We have the 3,500-acre High Timber Ranch east of Tierra Amarilla that we’re listing with Hall & Hall, and they’re seeing quite a bit of activity out of major cities. Essentially these people want an escape hatch: if it happens again they want a place to go to and they won’t have to worry.

Paul McDonald, Sotheby’s International Realty, has worked in real estate since 1984.

Is land a good investment choice right now?

The City of Santa Fe is trying to unload land out at Santa Fe Estates, and when a friend was looking at it, I said, “Just be prepared when you buy land in Santa Fe, you have no income coming in and it can take five to 10 years to sell it. You’re much better finding something that has a structure on it that you can rent.

Look at the stock market. Those people wish they had bought land. It can sometimes be a space marker on a board game; it at least holds your money. How many people wish they’d bought one or ten lots on January 1 instead of hanging on to their stock portfolio?

If someone is judicious and they park their money, they can do quite well. You just have to be patient. But it’s pretty hard to not put some kind of rental property ahead of it so you’re enjoying $1,000 or $2,000 a month coming in whereas your land is just laughing at you every month.

How has the land market changed in your time here?

For decades, there was always the next big cut-up piece of land, the next big subdivision that was coming on the market and there isn’t one now. There are some big parcels out there, but I don’t see the county saying, Let’s cut these up into 1- and 2-acre lots; they have 5 and 10-acre minimums.

Monte Sereno was approved in the 1993 annexation and development agreement, and after decades of sales, we still have half of our inventory left.
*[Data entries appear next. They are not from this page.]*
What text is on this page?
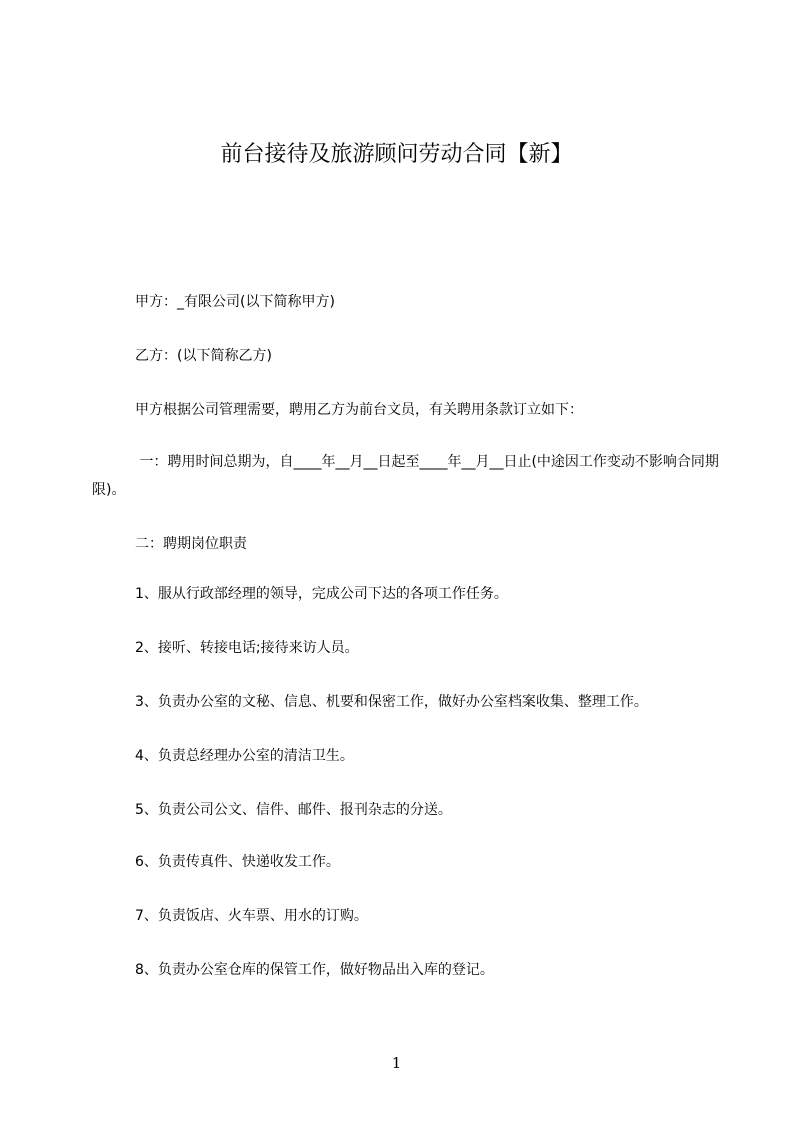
前台接待及旅游顾问劳动合同【新】

甲方：_有限公司(以下简称甲方)

乙方：(以下简称乙方)

甲方根据公司管理需要，聘用乙方为前台文员，有关聘用条款订立如下：

一：聘用时间总期为，自____年__月__日起至____年__月__日止(中途因工作变动不影响合同期限)。

二：聘期岗位职责

1、服从行政部经理的领导，完成公司下达的各项工作任务。

2、接听、转接电话;接待来访人员。

3、负责办公室的文秘、信息、机要和保密工作，做好办公室档案收集、整理工作。

4、负责总经理办公室的清洁卫生。

5、负责公司公文、信件、邮件、报刊杂志的分送。

6、负责传真件、快递收发工作。

7、负责饭店、火车票、用水的订购。

8、负责办公室仓库的保管工作，做好物品出入库的登记。

1
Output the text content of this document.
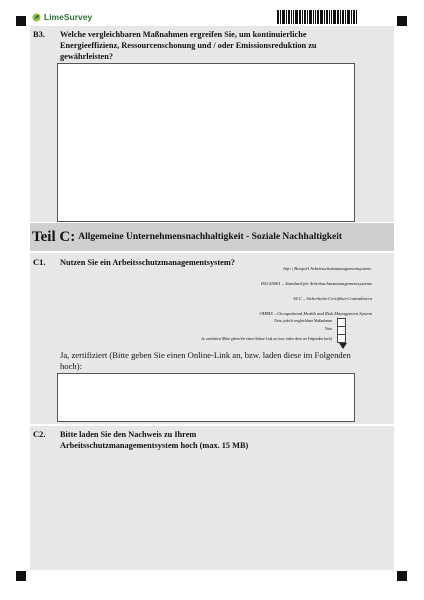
LimeSurvey
B3. Welche vergleichbaren Maßnahmen ergreifen Sie, um kontinuierliche Energieeffizienz, Ressourcenschonung und / oder Emissionsreduktion zu gewährleisten?
Teil C: Allgemeine Unternehmensnachhaltigkeit - Soziale Nachhaltigkeit
C1. Nutzen Sie ein Arbeitsschutzmanagementsystem?
Info | Beispiel Arbeitsschutzmanagementsystem:
ISO 45001 – Standard für Arbeitsschutzmanagementsysteme
SCC – Sicherheits-Certifikat-Contraktoren
OHRIS – Occupational Health and Risk Management System
Nein, jedoch vergleichbare Maßnahmen
Nein
Ja, zertifiziert (Bitte geben Sie einen Online-Link an, bzw. laden diese im Folgenden hoch)
Ja, zertifiziert (Bitte geben Sie einen Online-Link an, bzw. laden diese im Folgenden hoch):
C2. Bitte laden Sie den Nachweis zu Ihrem Arbeitsschutzmanagementsystem hoch (max. 15 MB)
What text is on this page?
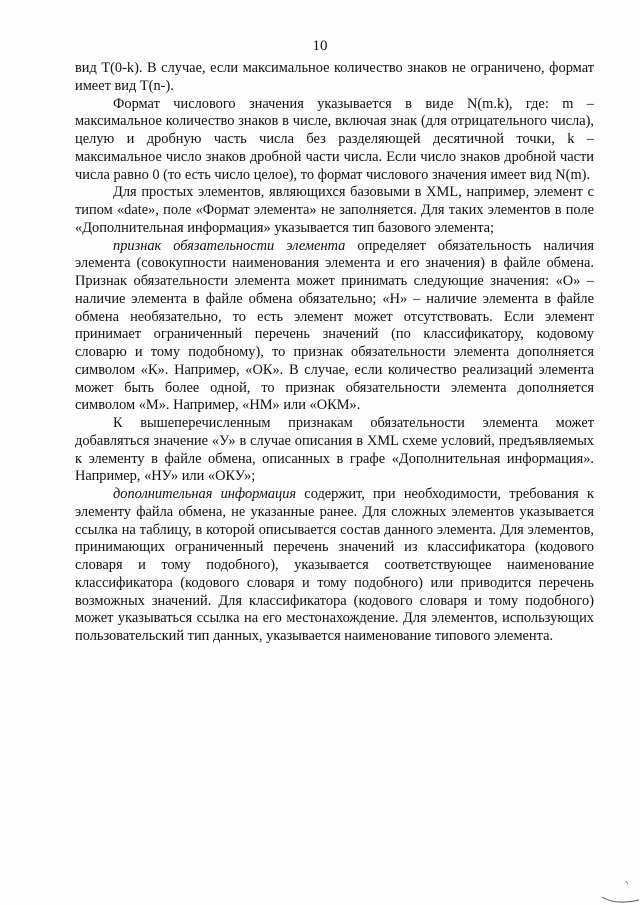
10

вид T(0-k). В случае, если максимальное количество знаков не ограничено, формат имеет вид T(n-).

Формат числового значения указывается в виде N(m.k), где: m – максимальное количество знаков в числе, включая знак (для отрицательного числа), целую и дробную часть числа без разделяющей десятичной точки, k – максимальное число знаков дробной части числа. Если число знаков дробной части числа равно 0 (то есть число целое), то формат числового значения имеет вид N(m).

Для простых элементов, являющихся базовыми в XML, например, элемент с типом «date», поле «Формат элемента» не заполняется. Для таких элементов в поле «Дополнительная информация» указывается тип базового элемента;

признак обязательности элемента определяет обязательность наличия элемента (совокупности наименования элемента и его значения) в файле обмена. Признак обязательности элемента может принимать следующие значения: «О» – наличие элемента в файле обмена обязательно; «Н» – наличие элемента в файле обмена необязательно, то есть элемент может отсутствовать. Если элемент принимает ограниченный перечень значений (по классификатору, кодовому словарю и тому подобному), то признак обязательности элемента дополняется символом «К». Например, «ОК». В случае, если количество реализаций элемента может быть более одной, то признак обязательности элемента дополняется символом «М». Например, «НМ» или «ОКМ».

К вышеперечисленным признакам обязательности элемента может добавляться значение «У» в случае описания в XML схеме условий, предъявляемых к элементу в файле обмена, описанных в графе «Дополнительная информация». Например, «НУ» или «ОКУ»;

дополнительная информация содержит, при необходимости, требования к элементу файла обмена, не указанные ранее. Для сложных элементов указывается ссылка на таблицу, в которой описывается состав данного элемента. Для элементов, принимающих ограниченный перечень значений из классификатора (кодового словаря и тому подобного), указывается соответствующее наименование классификатора (кодового словаря и тому подобного) или приводится перечень возможных значений. Для классификатора (кодового словаря и тому подобного) может указываться ссылка на его местонахождение. Для элементов, использующих пользовательский тип данных, указывается наименование типового элемента.
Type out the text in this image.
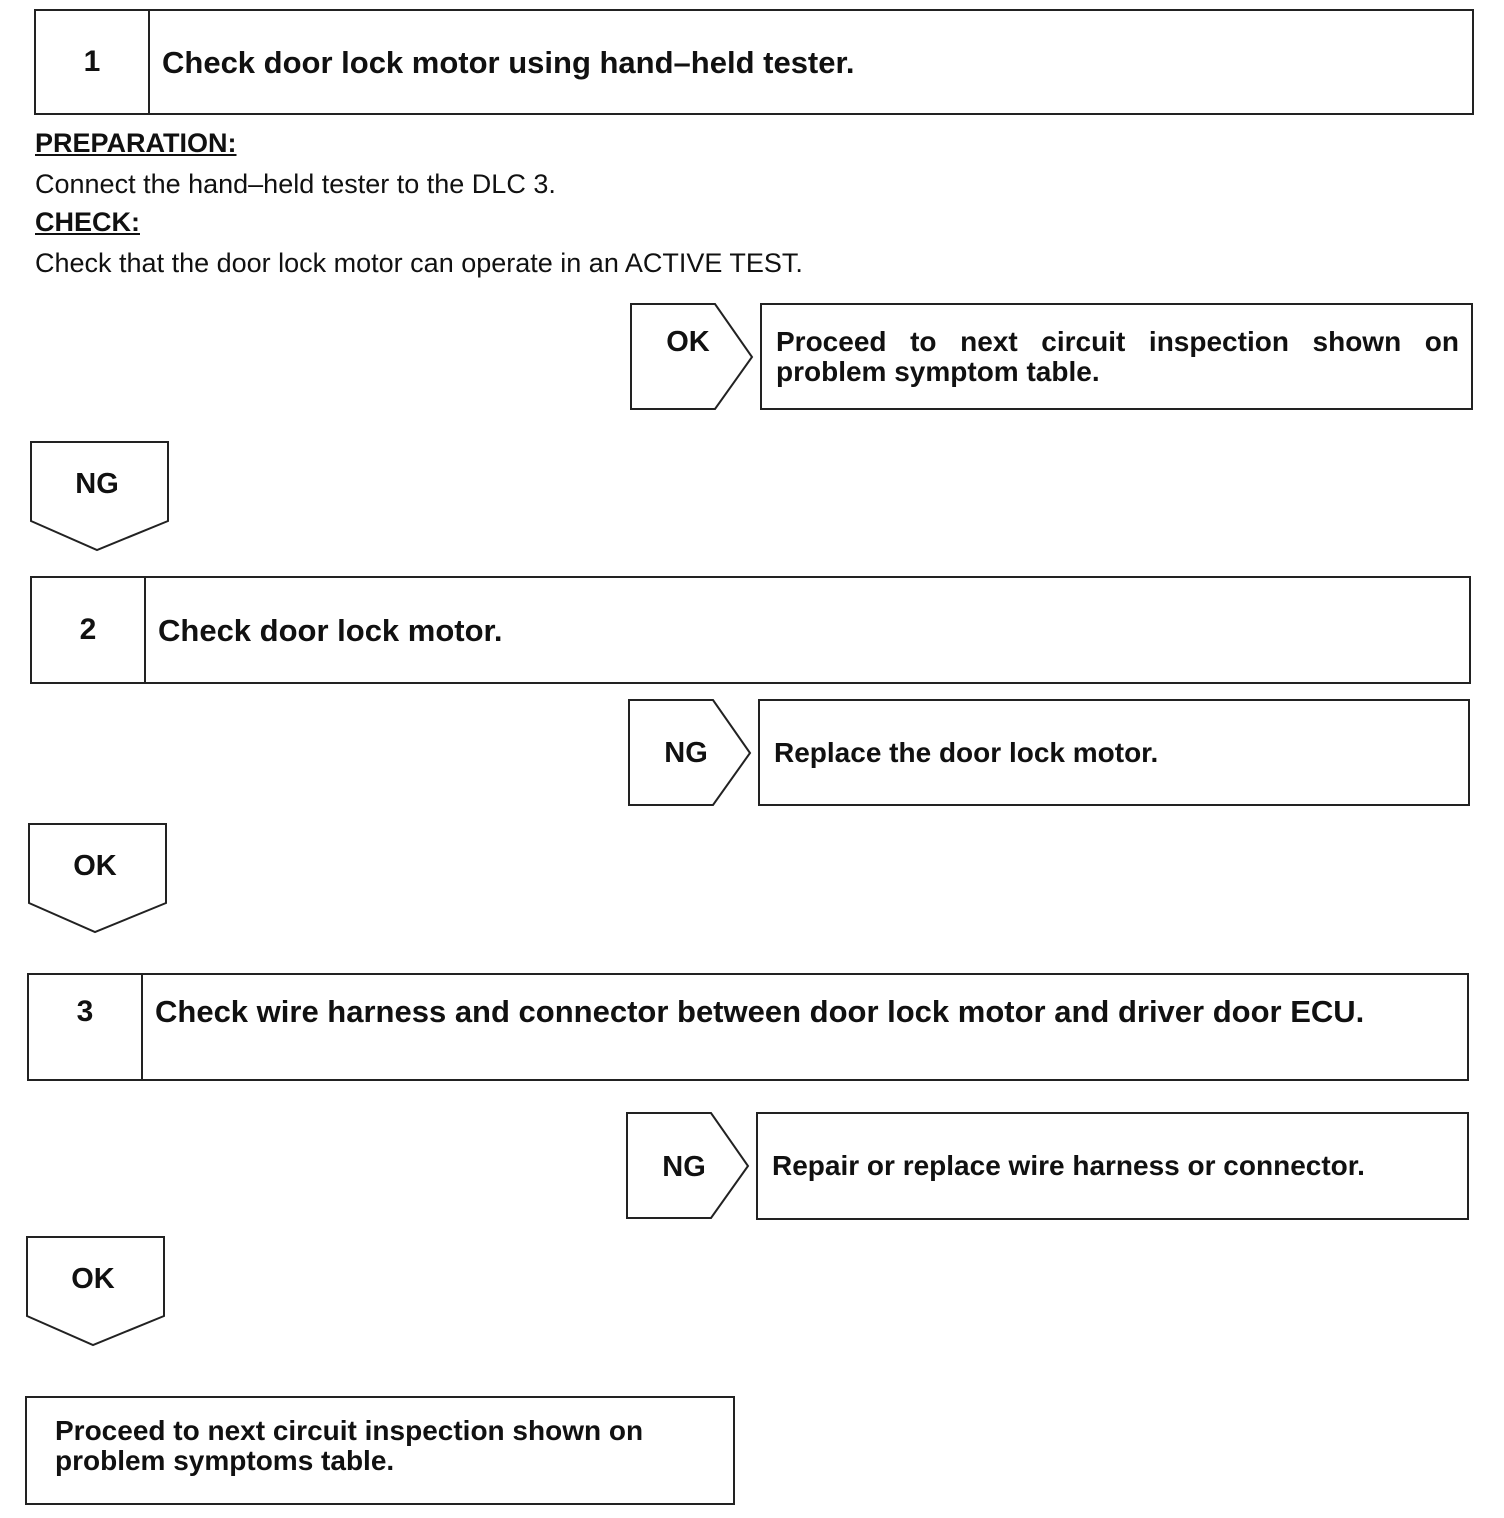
1	Check door lock motor using hand–held tester.
PREPARATION:
Connect the hand–held tester to the DLC 3.
CHECK:
Check that the door lock motor can operate in an ACTIVE TEST.
OK	Proceed to next circuit inspection shown on problem symptom table.
NG
2	Check door lock motor.
NG	Replace the door lock motor.
OK
3	Check wire harness and connector between door lock motor and driver door ECU.
NG	Repair or replace wire harness or connector.
OK
Proceed to next circuit inspection shown on problem symptoms table.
Las Campanas has developer inventory left 30 years later. You go talk to somebody starting off fresh and you want to sell them a few thousand acres as a developer and you’re going to tell them they’ll still be at this 30 years later? That’s a little harsh.

Santa Fe is a destination for people who want to leave the big city and still have great amenities, but growth in this area is limited by water supply.

That’s it. You’ve got Bill Gates in the back of your car, who can buy whatever he wants, but there’s nothing he could buy that he could go and get entitled, with affordable housing and water, with all the obstacles we have.

Our landscape is locked right now and I think we’ve been lulled into this continuum that more will come onto the market, but I think we’re at the end of the road. It’s like the Eagles song, ‘Cause there is no more new frontier, we have got to make it here.’

Deborah Bodelson, Santa Fe Properties, said Santa Fe is in demand.

The 3,000-square-foot home here is 10 or even 20 times better than you’ll get for the dollar in the other mountain communities — Jackson Hole or Telluride or Aspen. I showed a $3.3 million property last week to a couple that drove from Wisconsin in a fabulous Mercedes SUV; they drove in just to see $3 million-plus properties in Santa Fe.

You and your business partner, Cary Spier, are listing a 9-acre piece of land on Kachina Heights Drive. The price of the parcel was reduced from $3.7 million to $2.4 million last October, then it was reduced again to $1.8 million on April 1. Did that do the trick?

Not yet. I would have thought that that would be snapped up at $1.8 million. It’s a beautiful tract and the infrastructure was all done when there was an idea for condominiums. It’s crazy that someone hasn’t jumped on it.